Dzień dobry pani Magdo,
Konflikty rówieśnicze, o jakich Pani pisze wyglądają na typowe przepychanki między dziećmi. Jeżeli Adam ma dominującą naturę i potrafi popchnąć kogoś specjalnie, agresywnie to rzeczywiście może spotkać się niechęcią ze strony dzieci. Wówczas i to, co "niechcący" traktowane jest z wrogością, co wynika z utrwalonej niechęci.
Bardziej martwi mnie to, że Pani dźwiga na sobie ciężar odpowiedzialności za każde jego zachowanie. Państwo wychowujecie go prawidłowo, wkładając wiele wysiłku i mając za sobą dodatkowy lęk z powodu opóźnienia w rozwoju mowy i wiążącej się z tym terapii. Prawdą jest jednak i to, że to nie tylko od woli i pracy rodziców zależą wszystkie zachowania dziecięce. Część z nich jest pochodną ich struktury biologicznej, typu układu nerwowego i na to Państwo nie macie wpływu (polecam książkę Ilg, Ames, Baker, "Rozwój psychiczny dziecka 0-10 lat", wyd. GWP). To, czego od siebie nawzajem społecznie uczą się dzieci w przedszkolu czy w szkole, żaden dorosły nie jest w stanie pokazać ani opowiedzieć. Jedni z takich lekcji uczą się szybciej, innym zabiera to więcej czasu.
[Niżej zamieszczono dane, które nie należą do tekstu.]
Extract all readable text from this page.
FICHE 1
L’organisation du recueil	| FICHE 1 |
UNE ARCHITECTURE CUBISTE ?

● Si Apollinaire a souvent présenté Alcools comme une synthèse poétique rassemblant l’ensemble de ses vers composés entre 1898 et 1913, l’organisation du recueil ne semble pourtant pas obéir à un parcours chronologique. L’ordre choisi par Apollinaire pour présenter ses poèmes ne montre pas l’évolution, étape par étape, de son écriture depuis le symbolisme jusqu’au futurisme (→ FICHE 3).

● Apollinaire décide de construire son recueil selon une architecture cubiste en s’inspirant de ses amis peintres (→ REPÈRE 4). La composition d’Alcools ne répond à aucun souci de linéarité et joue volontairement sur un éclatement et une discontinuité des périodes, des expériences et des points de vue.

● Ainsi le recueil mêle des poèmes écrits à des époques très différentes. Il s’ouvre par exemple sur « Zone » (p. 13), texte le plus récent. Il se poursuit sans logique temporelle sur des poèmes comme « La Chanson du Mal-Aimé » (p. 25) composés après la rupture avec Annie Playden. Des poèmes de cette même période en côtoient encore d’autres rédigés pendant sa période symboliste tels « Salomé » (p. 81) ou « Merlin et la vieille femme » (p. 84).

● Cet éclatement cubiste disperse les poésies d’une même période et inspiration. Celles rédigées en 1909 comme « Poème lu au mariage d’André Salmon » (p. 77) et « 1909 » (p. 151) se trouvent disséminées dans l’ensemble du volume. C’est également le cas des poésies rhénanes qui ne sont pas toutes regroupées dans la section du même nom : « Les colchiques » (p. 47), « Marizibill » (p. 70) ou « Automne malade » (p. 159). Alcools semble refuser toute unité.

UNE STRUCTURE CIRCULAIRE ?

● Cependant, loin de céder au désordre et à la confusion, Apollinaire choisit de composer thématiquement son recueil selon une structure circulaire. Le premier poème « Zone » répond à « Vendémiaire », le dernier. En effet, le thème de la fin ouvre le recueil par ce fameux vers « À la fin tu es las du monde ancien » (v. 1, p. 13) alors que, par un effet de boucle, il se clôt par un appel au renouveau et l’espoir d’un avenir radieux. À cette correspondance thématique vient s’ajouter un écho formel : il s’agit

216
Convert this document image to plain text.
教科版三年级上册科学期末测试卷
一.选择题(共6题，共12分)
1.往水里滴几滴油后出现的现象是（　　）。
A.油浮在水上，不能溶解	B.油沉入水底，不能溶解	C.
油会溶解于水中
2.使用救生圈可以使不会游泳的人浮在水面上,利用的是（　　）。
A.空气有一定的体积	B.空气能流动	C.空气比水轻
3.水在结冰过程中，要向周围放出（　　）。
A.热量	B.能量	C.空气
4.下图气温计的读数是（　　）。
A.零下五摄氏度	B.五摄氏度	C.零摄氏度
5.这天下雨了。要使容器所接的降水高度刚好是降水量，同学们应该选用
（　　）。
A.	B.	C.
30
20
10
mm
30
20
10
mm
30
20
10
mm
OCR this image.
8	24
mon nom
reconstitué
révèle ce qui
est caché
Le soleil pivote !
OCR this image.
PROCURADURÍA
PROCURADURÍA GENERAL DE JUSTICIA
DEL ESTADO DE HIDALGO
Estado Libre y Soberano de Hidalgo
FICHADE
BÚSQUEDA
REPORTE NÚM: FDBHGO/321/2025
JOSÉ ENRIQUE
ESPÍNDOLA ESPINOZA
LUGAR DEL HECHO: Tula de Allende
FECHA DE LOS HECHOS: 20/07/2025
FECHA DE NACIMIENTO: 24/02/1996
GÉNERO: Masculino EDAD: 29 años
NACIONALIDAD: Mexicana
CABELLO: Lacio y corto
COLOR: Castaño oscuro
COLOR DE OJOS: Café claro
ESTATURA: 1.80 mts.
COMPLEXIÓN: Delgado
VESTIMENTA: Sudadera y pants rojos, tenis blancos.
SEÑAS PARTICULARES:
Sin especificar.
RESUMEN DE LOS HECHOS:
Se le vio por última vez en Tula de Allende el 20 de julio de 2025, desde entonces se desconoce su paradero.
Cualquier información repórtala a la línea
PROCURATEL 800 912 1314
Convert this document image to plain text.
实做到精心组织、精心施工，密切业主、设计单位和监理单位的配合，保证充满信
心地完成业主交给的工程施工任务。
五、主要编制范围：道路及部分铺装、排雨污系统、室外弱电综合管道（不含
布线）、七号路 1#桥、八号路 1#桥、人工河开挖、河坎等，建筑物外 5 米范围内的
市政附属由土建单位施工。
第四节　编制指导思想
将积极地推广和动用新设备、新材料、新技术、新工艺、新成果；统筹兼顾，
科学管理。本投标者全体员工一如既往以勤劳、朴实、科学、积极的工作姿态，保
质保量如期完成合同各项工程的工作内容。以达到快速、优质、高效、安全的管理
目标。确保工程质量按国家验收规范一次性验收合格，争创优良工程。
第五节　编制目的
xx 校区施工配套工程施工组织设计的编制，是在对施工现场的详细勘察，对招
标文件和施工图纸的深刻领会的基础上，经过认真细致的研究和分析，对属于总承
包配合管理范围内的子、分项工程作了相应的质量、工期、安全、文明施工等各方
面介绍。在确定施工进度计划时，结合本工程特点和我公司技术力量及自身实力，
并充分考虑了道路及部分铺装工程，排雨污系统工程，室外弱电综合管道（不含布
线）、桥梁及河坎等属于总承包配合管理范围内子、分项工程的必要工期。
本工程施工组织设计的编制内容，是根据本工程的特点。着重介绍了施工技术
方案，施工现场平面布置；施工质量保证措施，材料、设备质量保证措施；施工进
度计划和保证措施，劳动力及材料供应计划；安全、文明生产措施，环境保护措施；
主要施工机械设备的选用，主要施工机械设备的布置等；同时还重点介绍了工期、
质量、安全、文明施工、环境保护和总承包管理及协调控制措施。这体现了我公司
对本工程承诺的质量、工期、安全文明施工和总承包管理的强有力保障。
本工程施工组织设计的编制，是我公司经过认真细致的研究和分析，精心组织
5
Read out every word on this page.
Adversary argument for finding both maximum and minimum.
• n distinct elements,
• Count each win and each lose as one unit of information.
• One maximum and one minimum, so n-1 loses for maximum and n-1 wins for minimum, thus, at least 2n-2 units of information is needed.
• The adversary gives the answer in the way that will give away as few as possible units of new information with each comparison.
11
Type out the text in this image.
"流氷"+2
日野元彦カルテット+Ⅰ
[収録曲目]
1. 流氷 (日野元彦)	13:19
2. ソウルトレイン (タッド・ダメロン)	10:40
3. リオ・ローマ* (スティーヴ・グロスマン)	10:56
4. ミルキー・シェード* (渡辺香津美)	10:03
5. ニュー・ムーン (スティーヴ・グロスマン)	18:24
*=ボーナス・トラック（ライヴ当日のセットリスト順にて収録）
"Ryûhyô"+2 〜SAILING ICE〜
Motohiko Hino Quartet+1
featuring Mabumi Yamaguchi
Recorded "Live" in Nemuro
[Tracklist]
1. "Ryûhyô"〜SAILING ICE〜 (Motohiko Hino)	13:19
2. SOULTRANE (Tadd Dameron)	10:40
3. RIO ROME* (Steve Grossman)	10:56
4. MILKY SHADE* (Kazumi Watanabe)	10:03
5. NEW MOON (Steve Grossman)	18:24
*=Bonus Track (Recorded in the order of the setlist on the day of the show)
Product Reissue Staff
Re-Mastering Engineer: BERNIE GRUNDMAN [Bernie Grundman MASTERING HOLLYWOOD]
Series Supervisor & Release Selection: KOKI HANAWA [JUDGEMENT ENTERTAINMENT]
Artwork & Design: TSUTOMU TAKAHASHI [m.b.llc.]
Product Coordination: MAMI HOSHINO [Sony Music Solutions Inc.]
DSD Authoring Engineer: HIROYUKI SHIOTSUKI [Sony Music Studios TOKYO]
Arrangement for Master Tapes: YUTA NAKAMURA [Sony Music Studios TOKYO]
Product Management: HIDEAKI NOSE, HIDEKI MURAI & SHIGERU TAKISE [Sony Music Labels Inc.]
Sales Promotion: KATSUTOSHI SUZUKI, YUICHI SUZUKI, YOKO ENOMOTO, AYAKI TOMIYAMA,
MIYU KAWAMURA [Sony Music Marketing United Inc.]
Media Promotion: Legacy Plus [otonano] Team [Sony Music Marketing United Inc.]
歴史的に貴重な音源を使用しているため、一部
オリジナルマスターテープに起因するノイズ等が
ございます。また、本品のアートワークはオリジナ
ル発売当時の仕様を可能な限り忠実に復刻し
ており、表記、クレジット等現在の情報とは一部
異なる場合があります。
Wszystko to bywa bolesne dla rodziców. Rodzeństwo oczywiście bardzo jest tu przydatne, ale dla Adama to właściwie dopiero początek - roczna siostra nie jest partnerem na równych prawach dla sześciolatka.
Proszę nie dźwigać na sobie tyle odpowiedzialności i uznać porażki Adama za normalną część życia. Nie chcę Pani powiedzieć, że nic Pani nie może zrobić, bo to nie prawda, tylko że ideału nie ma. Proszę patrzeć na to, co się Wam udaje, a nie na to, czego on nie potrafi. Proszę pomyśleć, ile by nie umiał gdybyście Państwo tyle z nim nie pracowali w poprzednich latach.
To, co ewentualnie można zrobić, by mu pomóc w grupie rówieśniczej to trening umiejętności społecznych, ale mały musi chcieć, to nie może być za karę. Państwu polecam dobre książki: A. Samson, "Książeczka dla przestraszonych rodziców"; W. Eichelberger, A. Samson, A. Jasińska, "Dobra miłość. Co robić, by nasze dzieci miały udane życie"; Faber, Mazlish, "Jak mówić, by dzieci nas słuchały. Jak słuchać, by dzieci chciały do nas mówić"; R. Mah, "Łatwe sposoby na trudne dziecko".